Art, Graphic Design

Key to great design: Don’t be a pansy

The key to a great design: Don’t be a pansy. There’s usually only one thing that stands between a good design and a great design. It’s the artist getting in their own way. If you refuse to make a decision, that means one of two things. 1. You aren’t giving yourself options and options are essential to having something great, no matter what that thing is. Don’t forget – options are what drive creativity and innovation. 2. You can’t decide on one design so you’re sending the client too many options. Whether they’re all great or not, this can be overwhelming to a client and typically won’t result in the best outcome.

This article that I read talks about the very issues that I’ve been guilty of (I like to think who hasn’t?) for projects that I’ve worked on. Not everyone admits being wrong, but for creative people, it’s essential. It not only drives you to do more work to make up for it, it also drives you to do more things RIGHT to reach more people and to get vision heard. I’m guilty of one of the exact examples in the article: sending too many logo comps to a client. Of course you like a lot of your designs. The thing is, what works best for the company and what fits their brand? That’s why this was one of my favorite quotes from the article:

I respect designers with the guts to kill good designs in favor of chasing great ones. Sometimes you have ten really solid ideas that you can present to the client, but that doesn’t necessarily mean that you should. Try scrapping indecision and pare that down to one or two options.

Will this be a little scary? Yep. Will it hurt to scrap all those good ideas? Absolutely. Do it anyway, it’s your job.

That’s so true. It is our job and if we got attached to every design that we did, there’s not a bright future ahead. You never design one option and you’re done. Even if you know the first design is the right one, you still need another design to prove that. It takes options. It takes decisions. That’s what makes a great design.

I really enjoyed the part that talks about typography. During school, I was never really taught too many fundamentals of typography and I didn’t realize how big of a deal that was until my first day of work. School projects were mainly projects with a lot of free reign and I relied on a lot of graphic heavy designs. It showed when I first went to work. I went in and I was creating ads for the publishing industry. Each publication has their own font sets and there were more fonts than I could’ve imagined. With such subtleties to each font, how are you supposed to know which one to choose?

Making decisions about which fonts you’re going to use is difficult, especially when there are so many awesome options available.

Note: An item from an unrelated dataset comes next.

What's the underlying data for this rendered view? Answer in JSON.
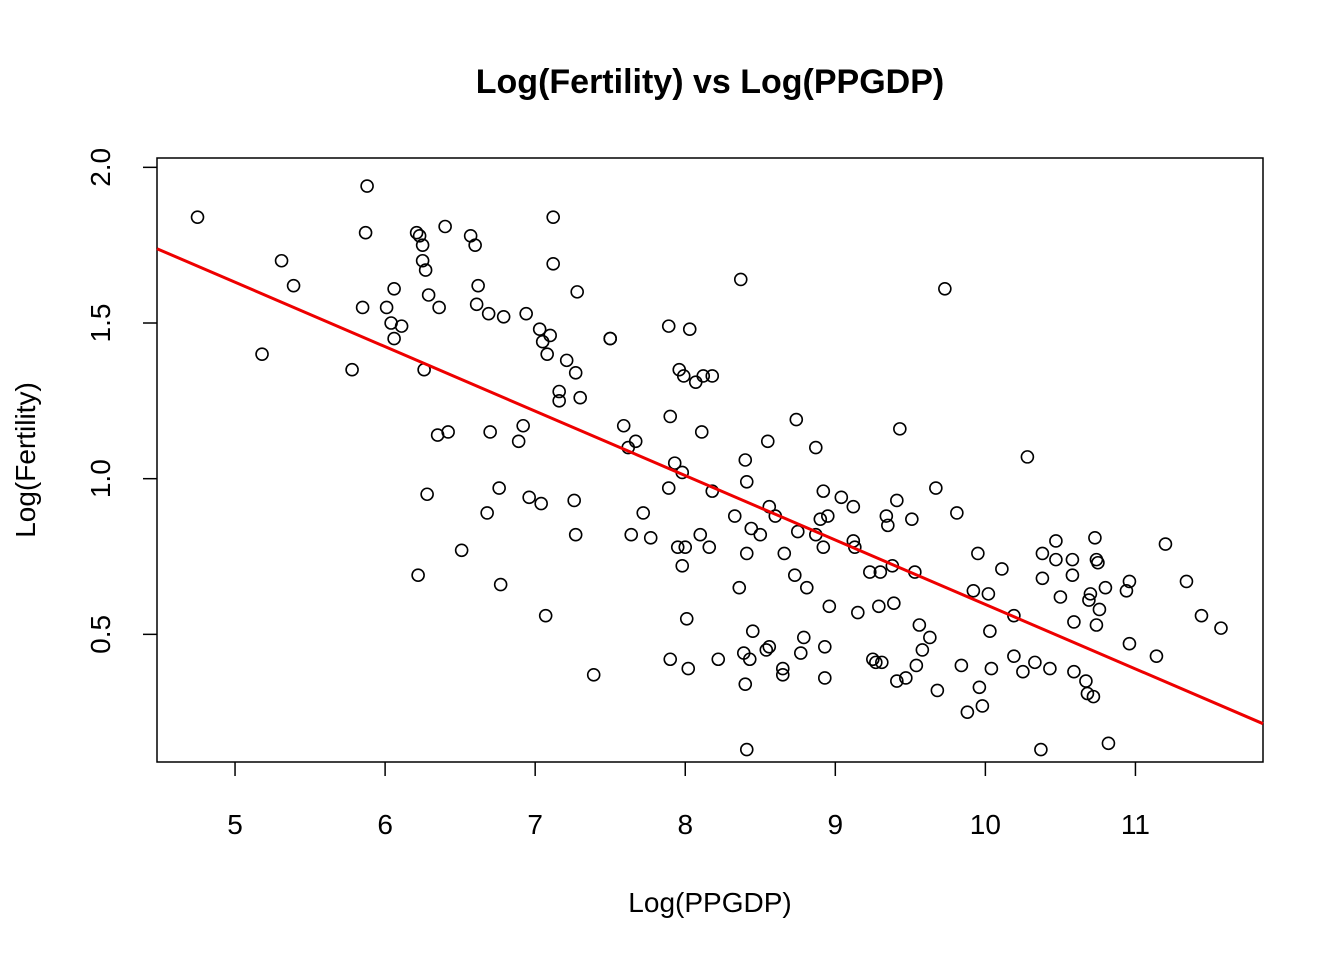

Just remember, the freedom of choice is not a license for excess!

You live and you learn. You focus on what you need to do to be the best you can be and to make great designs. You work at your weaknesses to try to have the unattainable goal of having none. It doesn’t hurt to try, right? So it all boils down to this quote:

Are you up for the challenge? Can you break free of indecision and embrace your instincts? It boils down to a matter of self confidence. Believe that you’re good enough to make the right decisions and you’ll find that it’s a self-fulfilling prophecy.

Know that you’re doing what you love and what you’re supposed to be doing. Have the confidence to make the right decision and make a great design.